Kid Center


Dear J-

Sometimes I think in a morbid mode and wonder what would happen to the kids if we disappeared tomorrow. The whole point of this trip to San Jose was to see my brother, back in the States after just short of two years in Taiwan, and we’ve had a good couple of days now to see he’s essentially the same devoted dad, happy to escape the regular grind of life but clearly missing them, having taken every opportunity possible to hold Calcifer and take the burden off of us. I think we’re set between my brother and theVet’s sister, and that makes us incredibly lucky. After today when figgy has been just about as trying as possible (between the extra sadness of hunger, the lack of sleep, and the lack of a same-age playmate to boss around [can’t wait for another visit from Baby J]) and they haven’t been scared off (I think) I think we’re doing all right.

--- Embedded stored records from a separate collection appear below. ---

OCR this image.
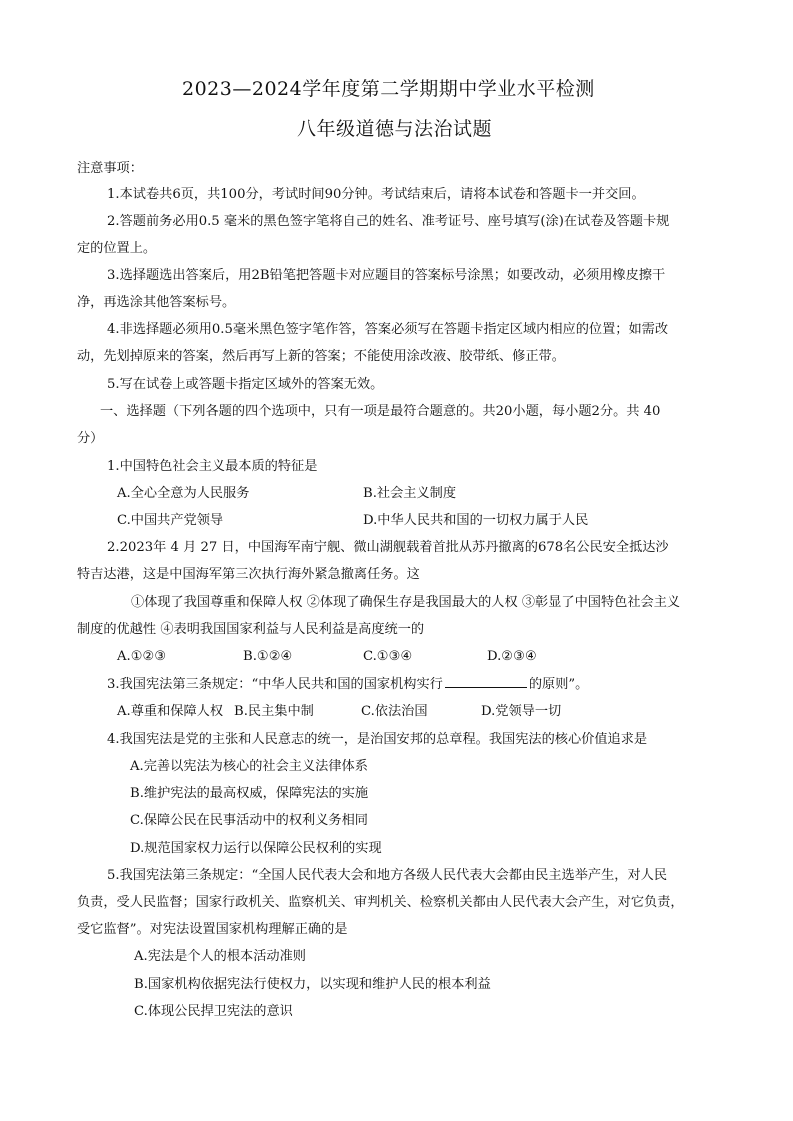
2023—2024学年度第二学期期中学业水平检测
八年级道德与法治试题
注意事项：
1.本试卷共6页，共100分，考试时间90分钟。考试结束后，请将本试卷和答题卡一并交回。
2.答题前务必用0.5 毫米的黑色签字笔将自己的姓名、准考证号、座号填写(涂)在试卷及答题卡规
定的位置上。
3.选择题选出答案后，用2B铅笔把答题卡对应题目的答案标号涂黑；如要改动，必须用橡皮擦干
净，再选涂其他答案标号。
4.非选择题必须用0.5毫米黑色签字笔作答，答案必须写在答题卡指定区域内相应的位置；如需改
动，先划掉原来的答案，然后再写上新的答案；不能使用涂改液、胶带纸、修正带。
5.写在试卷上或答题卡指定区域外的答案无效。
一、选择题（下列各题的四个选项中，只有一项是最符合题意的。共20小题，每小题2分。共 40
分）
1.中国特色社会主义最本质的特征是
A.全心全意为人民服务	B.社会主义制度
C.中国共产党领导	D.中华人民共和国的一切权力属于人民
2.2023年 4 月 27 日，中国海军南宁舰、微山湖舰载着首批从苏丹撤离的678名公民安全抵达沙
特吉达港，这是中国海军第三次执行海外紧急撤离任务。这
①体现了我国尊重和保障人权 ②体现了确保生存是我国最大的人权 ③彰显了中国特色社会主义
制度的优越性 ④表明我国国家利益与人民利益是高度统一的
A.①②③	B.①②④	C.①③④	D.②③④
3.我国宪法第三条规定：“中华人民共和国的国家机构实行	的原则”。
A.尊重和保障人权 B.民主集中制	C.依法治国	D.党领导一切
4.我国宪法是党的主张和人民意志的统一，是治国安邦的总章程。我国宪法的核心价值追求是
A.完善以宪法为核心的社会主义法律体系
B.维护宪法的最高权威，保障宪法的实施
C.保障公民在民事活动中的权利义务相同
D.规范国家权力运行以保障公民权利的实现
5.我国宪法第三条规定：“全国人民代表大会和地方各级人民代表大会都由民主选举产生，对人民
负责，受人民监督；国家行政机关、监察机关、审判机关、检察机关都由人民代表大会产生，对它负责，
受它监督”。对宪法设置国家机构理解正确的是
A.宪法是个人的根本活动准则
B.国家机构依据宪法行使权力，以实现和维护人民的根本利益
C.体现公民捍卫宪法的意识
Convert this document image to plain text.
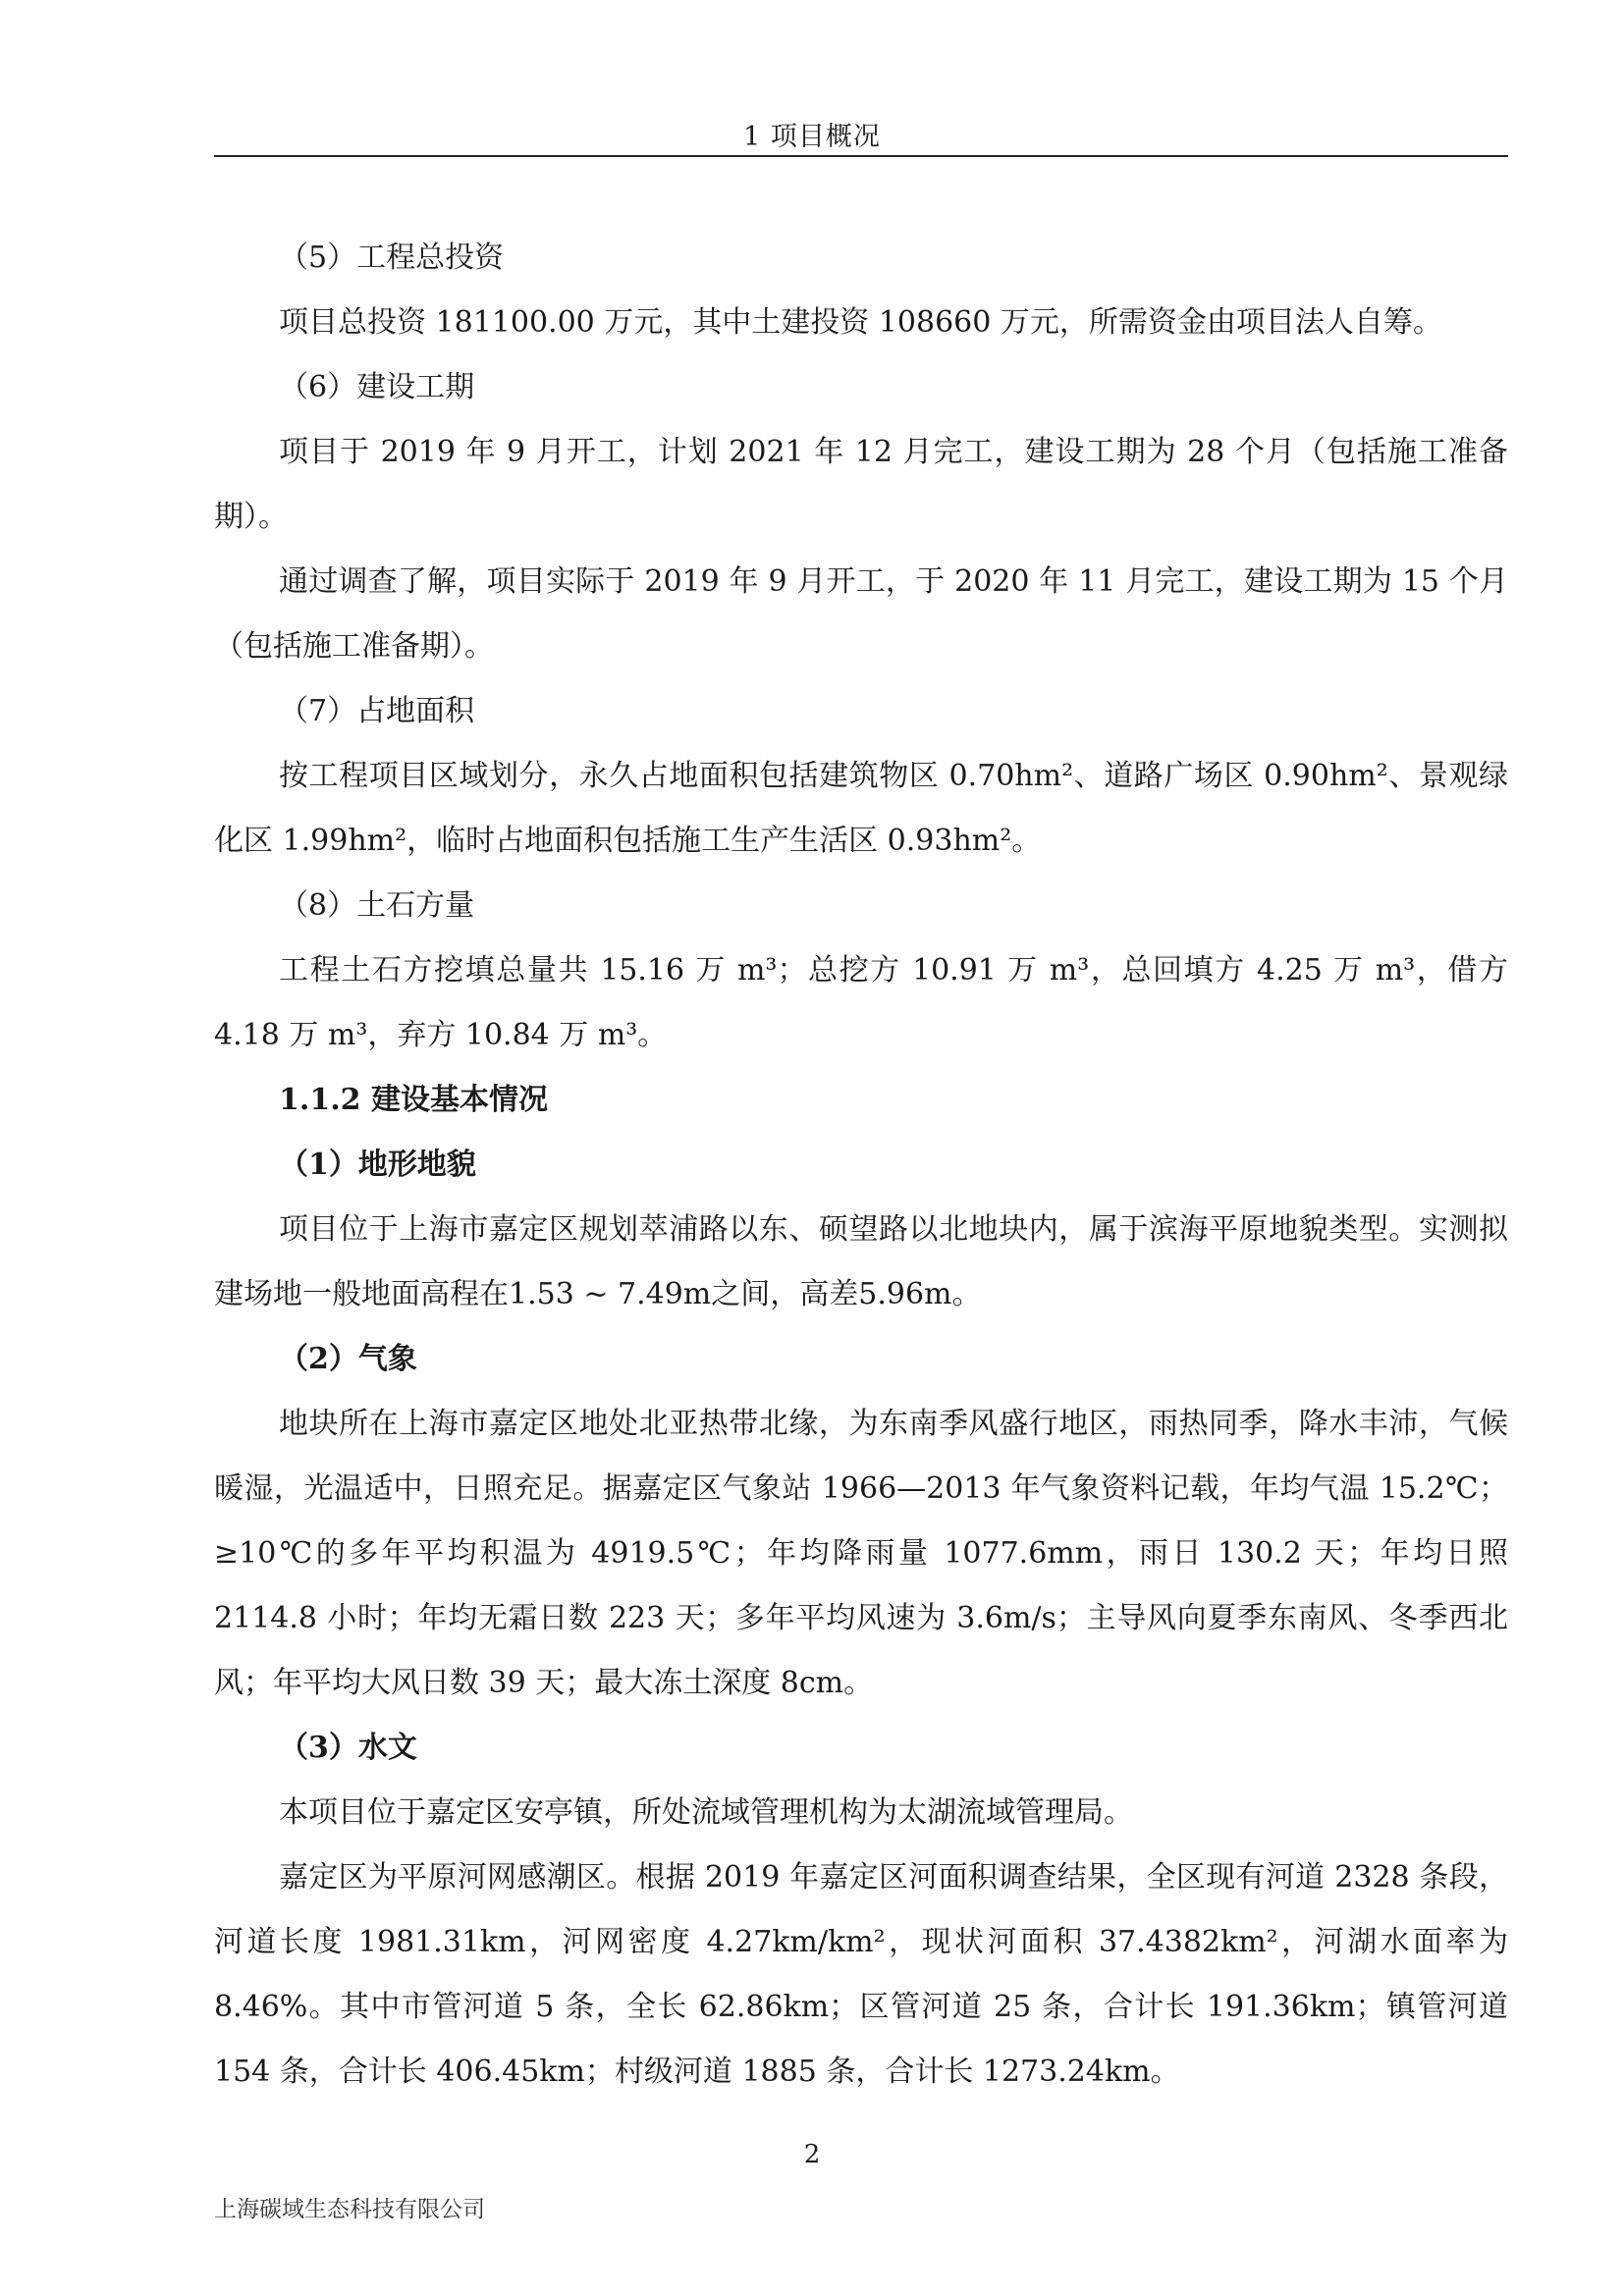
1 项目概况

（5）工程总投资

项目总投资 181100.00 万元，其中土建投资 108660 万元，所需资金由项目法人自筹。

（6）建设工期

项目于 2019 年 9 月开工，计划 2021 年 12 月完工，建设工期为 28 个月（包括施工准备期）。

通过调查了解，项目实际于 2019 年 9 月开工，于 2020 年 11 月完工，建设工期为 15 个月（包括施工准备期）。

（7）占地面积

按工程项目区域划分，永久占地面积包括建筑物区 0.70hm²、道路广场区 0.90hm²、景观绿化区 1.99hm²，临时占地面积包括施工生产生活区 0.93hm²。

（8）土石方量

工程土石方挖填总量共 15.16 万 m³；总挖方 10.91 万 m³，总回填方 4.25 万 m³，借方 4.18 万 m³，弃方 10.84 万 m³。

1.1.2 建设基本情况

（1）地形地貌

项目位于上海市嘉定区规划萃浦路以东、硕望路以北地块内，属于滨海平原地貌类型。实测拟建场地一般地面高程在1.53 ~ 7.49m之间，高差5.96m。

（2）气象

地块所在上海市嘉定区地处北亚热带北缘，为东南季风盛行地区，雨热同季，降水丰沛，气候暖湿，光温适中，日照充足。据嘉定区气象站 1966—2013 年气象资料记载，年均气温 15.2℃；≥10℃的多年平均积温为 4919.5℃；年均降雨量 1077.6mm，雨日 130.2 天；年均日照 2114.8 小时；年均无霜日数 223 天；多年平均风速为 3.6m/s；主导风向夏季东南风、冬季西北风；年平均大风日数 39 天；最大冻土深度 8cm。

（3）水文

本项目位于嘉定区安亭镇，所处流域管理机构为太湖流域管理局。

嘉定区为平原河网感潮区。根据 2019 年嘉定区河面积调查结果，全区现有河道 2328 条段，河道长度 1981.31km，河网密度 4.27km/km²，现状河面积 37.4382km²，河湖水面率为 8.46%。其中市管河道 5 条，全长 62.86km；区管河道 25 条，合计长 191.36km；镇管河道 154 条，合计长 406.45km；村级河道 1885 条，合计长 1273.24km。

2
上海碳域生态科技有限公司
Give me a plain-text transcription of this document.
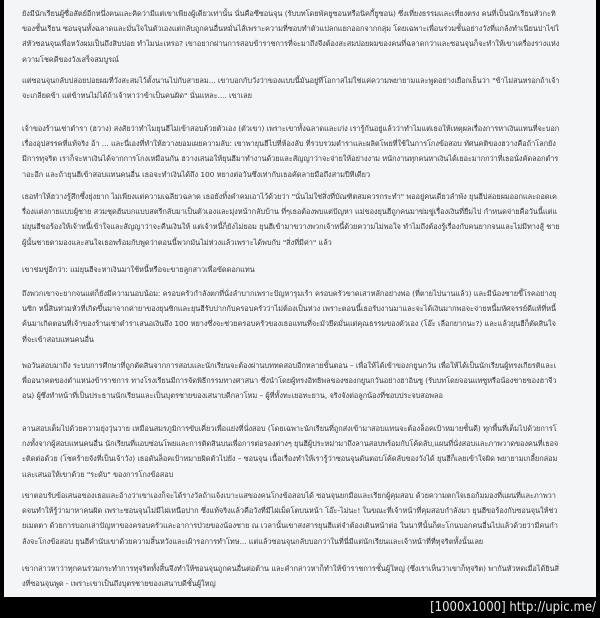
ยังมีนักเรียนผู้ซื่อสัตย์อีกหนึ่งคนและคิดว่ามีแต่เขาเพียงผู้เดียวเท่านั้น นั่นคือซีซอนจุน (รับบทโดยพัคยูซอนหรือนิคกี้ยูซอน) ซึ่งเที่ยงธรรมและเที่ยงตรง คนที่เป็นนักเรียนหัวกะทิของชั้นเรียน ซอนจุนทั้งฉลาดและมั่นใจในตัวเองแต่กลับถูกคนอื่นหมั่นไส้เพราะความที่ซอบทำตัวแปลกแยกออกจากกลุ่ม โดยเฉพาะเพื่อนร่วมชั้นอย่างวังที่แกล้งทำเนียนปาไข่ใส่หัวซอนจุนเพื่อหวังผมเป็นถึงสิบปอย ทำไมน่ะเหรอ? เขาอยากผ่านการสอบข้าราชการที่จะมาถึงจึงต้องสะสมปอยผมของคนที่ฉลาดกว่าและซอนจุนก็จะทำให้เขาเครื่องรางแห่งความโชคดีของวังเสร็จสมบูรณ์

แต่ซอนจุนกลับปล่อยปอยผมที่วังสะสมไว้ตั้งนานไปกับสายลม... เขาบอกกับวังว่าของแบบนี้มันอยู่ที่โอกาสไม่ใช่แค่ความพยายามและพูดอย่างเยือกเย็นว่า "ข้าไม่สนหรอกถ้าเจ้าจะเกลียดข้า แต่ข้าทนไม่ได้ถ้าเจ้าหาว่าข้าเป็นคนผิด" นั่นแหละ.... เขาเลย

เจ้าของร้านเช่าตำรา (ฮวาง) สงสัยว่าทำไมยุนฮีไม่เข้าสอบด้วยตัวเอง (ตัวเขา) เพราะเขาทั้งฉลาดและเก่ง เรารู้กันอยู่แล้วว่าทำไมแต่เธอให้เหตุผลเรื่องการหาเงินแทนที่จะบอกเรื่องอุปสรรคที่แท้จริง อ้า ... และนี่เองที่ทำให้ฮวางยอมเผยความลับ: เขาพายุนฮีไปที่ห้องลับ ที่รวบรวมตำราและผลิตโพยที่ใช้ในการโกงข้อสอบ ทัศนคติของฮวางคือถ้าโลกยังมีการทุจริต เราก็จะหาเงินได้จากการโกงเหมือนกัน ฮวางเสนอให้ยุนฮีมาทำงานด้วยและสัญญาว่าจะจ่ายให้อย่างงาม หนักงานทุกคนหาเงินได้เยอะมากกว่าที่เธอนั่งคัดลอกตำราอะอีก และถ้ายุนฮีเข้าสอบแทนคนอื่น เธอจะทำเงินได้ถึง 100 หยางต่อวันซึ่งเท่ากับเธอคัดลายมือถึงสามปีทีเดียว

เธอทำให้ฮวางรู้สึกซึ้งยุ่งยาก ไม่เพียงแต่ความเฉลียวฉลาด เธอยังทิ้งคำคมเอาไว้ด้วยว่า "นั่นไม่ใช่สิ่งที่บัณฑิตสมควรกระทำ" พออยู่คนเดียวลำพัง ยุนฮีปล่อยผมออกและถอดเครื่องแต่งกายแบบผู้ชาย สวมชุดฮันบกแบบสตรีกลับมาเป็นตัวเองและมุ่งหน้ากลับบ้าน ที่ๆเธอต้องพบแต่ปัญหา แม่ของยุนฮีถูกคนมาข่มขู่เรื่องเงินที่ยืมไป กำหนดจ่ายคือวันนี้แต่แม่ยุนฮีขอร้องให้เจ้าหนี้เข้าใจและสัญญาว่าจะคืนเงินให้ แต่เจ้าหนี้ก็ยังไม่ยอม ยุนฮีเข้ามาขวางพวกเจ้าหนี้ด้วยความไม่พอใจ ทำไมถึงต้องรู้เรื่องกับคนยากจนและไม่มีทางสู้ ชายผู้นั้นชายตามองและสนใจเธอพร้อมกับพูดว่าตอนนี้พวกมันไม่ห่วงแล้วเพราะได้พบกับ "สิ่งที่มีค่า" แล้ว

เขาข่มขู่อีกว่า: แม่ยุนฮีจะหาเงินมาใช้หนี้หรือจะขายลูกสาวเพื่อขัดดอกแทน

ถึงพวกเขาจะยากจนแต่ก็ยังมีความนอบน้อม: ครอบครัวกำลังตกที่นั่งลำบากเพราะปัญหารุมเร้า ครอบครัวขาดเสาหลักอย่างพ่อ (ที่ตายไปนานแล้ว) และมีน้องชายขี้โรคอย่างยุนซิก หนี้สินท่วมหัวที่เกิดขึ้นมาจากค่ายาของยุนซิกและยุนฮีรับปากกับครอบครัวว่าไม่ต้องเป็นห่วง เพราะตอนนี้เธอรับงานมาและจะได้เงินมากพอจะจ่ายหนี้มหัศจรรย์ดีแท้ที่หนี้ค้นมาเกิดตอนที่เจ้าของร้านเช่าตำราเสนอเงินถึง 100 หยางซึ่งจะช่วยครอบครัวของเธอแทนที่จะมัวยึดมั่นแต่คุณธรรมของตัวเอง (โอ๊ะ เลือกยากนะ?) และแล้วยุนฮีก็ตัดสินใจที่จะเข้าสอบแทนคนอื่น

พอวันสอบมาถึง ระบบการศึกษาที่ถูกตัดสินจากการสอบและนักเรียนจะต้องผ่านบททดสอบอีกหลายขั้นตอน – เพื่อให้ได้เข้าของกยูนกวัน เพื่อให้ได้เป็นนักเรียนผู้ทรงเกียรติและเพื่ออนาคตของตำแหน่งข้าราชการ ทางโรงเรียนมีการจัดพิธีกรรมทางศาสนา ซึ่งนำโดยผู้ทรงอิทธิพลของซองกยูนกวันอย่างฮาอินซู (รับบทโดยจอนแทซูหรือน้องชายของฮาจีวอน) ผู้ซึ่งทำหน้าที่เป็นประธานนักเรียนและเป็นบุตรชายของเสนาบดีกลาโหม – ผู้ที่ทั้งทะเยอทะยาน, จริงจังต่อลูกน้องที่ชอบประจบสอพลอ

ลานสอบเต็มไปด้วยความยุ่งวุ่นวาย เหมือนสมรภูมิการขับเคี่ยวเพื่อแย่งที่นั่งสอบ (โดยเฉพาะนักเรียนที่ถูกส่งเข้ามาสอบแทนจะต้องล็อคเป้าหมายชั้นดี) ทุกพื้นที่เต็มไปด้วยการโกงทั้งจากผู้สอบแทนคนอื่น นักเรียนที่แอบซ่อนโพยและการติดสินบนเพื่อการต่อรองต่างๆ ยุนฮีผู้ประหม่ามาถึงลานสอบพร้อมกับโค้ดลับ,แผนที่นั่งสอบและภาพวาดของคนที่เธอจะติดต่อด้วย (โชคร้ายจังที่เป็นเจ้าวัง) เธอดันล็อคเป้าหมายผิดตัวไปยัง – ซอนจุน เนื้อเรื่องทำให้เรารู้ว่าซอนจุนดันตอบโค้ดลับของวังได้ ยุนฮีก็เลยเข้าใจผิด พยายามเกลี้ยกล่อมและเสนอให้เขาด้วย "ระดับ" ของการโกงข้อสอบ

เขาตอบรับข้อเสนอของเธอและอ้างว่าเขาเองก็จะได้รางวัลถ้าแจ้งเบาะแสของคนโกงข้อสอบได้ ซอนจุนยกมือและเรียกผู้คุมสอบ ด้วยความตกใจเธอก้มมองที่แผนที่และภาพวาดจนทำให้รู้ว่ามาหาคนผิด เพราะซอนจุนไม่มีไฝเหนือปาก ซึ่งแท้จริงแล้วคือวังที่มีไฝเม็ดโตบนหน้า โอ๊ะ-ไม่นะ! ในขณะที่เจ้าหน้าที่คุมสอบกำลังมา ยุนฮีขอร้องกับซอนจุนให้ช่วยเมตตา ด้วยการบอกเล่าปัญหาของครอบครัวและอาการป่วยของน้องชาย ณ เวลานั้นเขาสงสารยุนฮีแต่จำต้องเดินหน้าต่อ ในนาทีนั้นก็ตะโกนบอกคนอื่นไปแล้วด้วยว่ามีคนกำลังจะโกงข้อสอบ ยุนฮีคำนับเขาด้วยความสิ้นหวังและเฝ้ารอการทำโทษ... แต่แล้วซอนจุนกลับบอกว่าในที่นี่มีแต่นักเรียนและเจ้าหน้าที่ที่ทุจริตทั้งนั้นเลย

เขากล่าวหาว่าทุกคนร่วมกระทำการทุจริตทั้งสิ้นจึงทำให้ซอนจุนถูกคนอื่นต่อต้าน และคำกล่าวหาก็ทำให้ข้าราชการชั้นผู้ใหญ่ (ซึ่งเราเห็นว่าเขาก็ทุจริต) พากันหัวหดเมื่อได้ยินสิ่งที่ซอนจุนพูด - เพราะเขาเป็นถึงบุตรชายของเสนาบดีชั้นผู้ใหญ่

[1000x1000] http://upic.me/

Case in point: we ate two lunches today. The first one was at the Happy Hollow Zoo to revive her flagging spirits (she passed up a chance to ride on the carousel, and she never misses a chance to ride on the carousel — she will even badger us (as she did later that afternoon) to ride on the quarter-driven three-animal carousels in malls and grocery stores) and the second turned into a dessert buffet for her. After I went off to get her some watermelon and returned with a plate full of the most expensive buffet food I could find (nigiri sushi: total net cost to the restarant maybe $5) she plowed through that and her aunt, my brother’s wife, took pity on me and accompanied her to get a plate of coordinated pink jello and cakes.

The longer you spend immersed in your own family it seems like you know too much and too little all at once: the smallest things set you off without warning and the escalation proceeds unabated, unchecked. It’s not the current situation that’s driving you mad, it’s the thousand other things that have piled up over hours and days and all of a sudden it’s not about the situation, it’s the history spilling out. Sometimes the shared experiences keep you from really understanding each other. It takes time and distance to appreciate what you’ve always had.